Aí a ficha caiu, devia ter sido ele a ligação que minha irmã atendeu e
comentou que o rapaz tinha voz bonita, e eu jurando que tinha sido alguém da
faculdade, mesmo tendo interrogado lá se alguém tinha me ligado. Continuei a
conversa:
-
Vixe, devia ser você então a ligação que minha irmã
atendeu e disse que não tinha deixado recado.
-
Foi eu sim, não sabia se você ainda se lembraria de
mim, então não quis deixar recado, e a propósito, estava decidido te ligar
hoje, só estava esperando sair pra hora do almoço.
-
Ah meu filho! Ia dar azar de novo, estou te ligando de
um orelhão direto da faculdade, então, que bom que eu decidi não esperar mais.

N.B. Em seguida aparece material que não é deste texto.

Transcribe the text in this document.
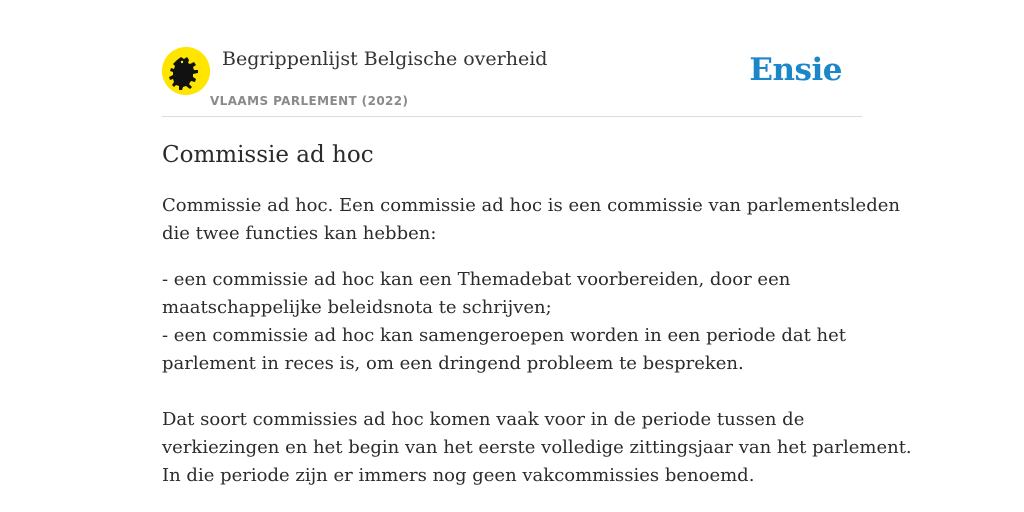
Begrippenlijst Belgische overheid
VLAAMS PARLEMENT (2022)
Ensie
Commissie ad hoc

Commissie ad hoc. Een commissie ad hoc is een commissie van parlementsleden
die twee functies kan hebben:

- een commissie ad hoc kan een Themadebat voorbereiden, door een
maatschappelijke beleidsnota te schrijven;
- een commissie ad hoc kan samengeroepen worden in een periode dat het
parlement in reces is, om een dringend probleem te bespreken.

Dat soort commissies ad hoc komen vaak voor in de periode tussen de
verkiezingen en het begin van het eerste volledige zittingsjaar van het parlement.
In die periode zijn er immers nog geen vakcommissies benoemd.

– mais sorrisos dos dois lados da linha.
-
Bem, eu sei que por telefone não é o melhor meio da
gente conversar, até porque estou no trabalho e você está aí, com um medo
terrível das unidades acabarem, o que acha de nos encontrarmos?
-
Por mim tudo bem, qual o melhor dia pra você, já que
trabalha?
-
Prefiro o sábado a tarde, pela manhã tem aquele
sagrado futebol com os amigos...
-
Vamos nos encontrar aonde?
-
O que acha da praia da Jatiúca?
-
Sou meio enrolada com os ônibus, eu só sei chegar no
shopping, a gente pode se encontrar lá...
-
Você sabe que de lá até a praia é meio distante não é?
-
Mas é bom, que a gente já vai conversando.
-
Você quem sabe... Então marcado para sábado?
-
Sim.
A conversa ainda durou por mais um tempo, até que as unidades do cartão
se esgotaram, causando uma crise de histeria por minha parte, mas como já
tínhamos marcado o encontro, agora era só esperar. Os dias que se passaram
foram muito longos, estava ansiosa para encontrá-lo, durante a semana não tinha
outro assunto que falava com minhas amigas, senão esse encontro, elas percebiam
a minha euforia, e temiam que eu saísse decepcionada do encontro, mas eu estava
pouco me lixando, e não me incomodava com as reações delas. Finalmente o grande
dia chegou, como tínhamos combinado, ele ligou para minha casa e disse que eu
já podia pegar o ônibus e ir ao shopping, chegando lá, ele estava no ponto de
ônibus, aparentava estar nervoso, olhava para o relógio, ainda o vi balbuciar
“Que demora!”, desci do ônibus e ele mudou de expressão – Achou que eu o daria
um bolo, provavelmente –, ele ainda falou “Achei que não vinha, demorou hein?”,
falei que o transito só piora a cada dia. Saímos a pé e fomos conversando,
ainda comentei com ele que realmente era muito longe e estava meio arrependida,
devia ter marcado num lugar mais próximo, ele só riu e falou: “Eu te
avisei...”, quando finalmente chegamos à praia, ficamos num quiosque, pediu um
refrigerante, perguntou se queria algo, depois de descansarmos as pernas da
andança, ele sugeriu irmos à praia, já saímos de mãos dadas, quem olhasse,
sabia que já configurávamos um casal, só faltava o momento certo de dar o nosso
primeiro beijo... Eis que ao fundo começa a tocar “A Maçã” de Raul Seixas, ele
me olhou, e no exato momento que o trecho: “Se eu te amo e tu me amas/ E outro
vem quando tu chamas/ Como poderei te condenar/ Infinita tua beleza”, ele me
beijou, e assim iniciou minha história por conta de um simples vale-transporte,
eu nunca amei tanto um aumento de passagem, como naquela época!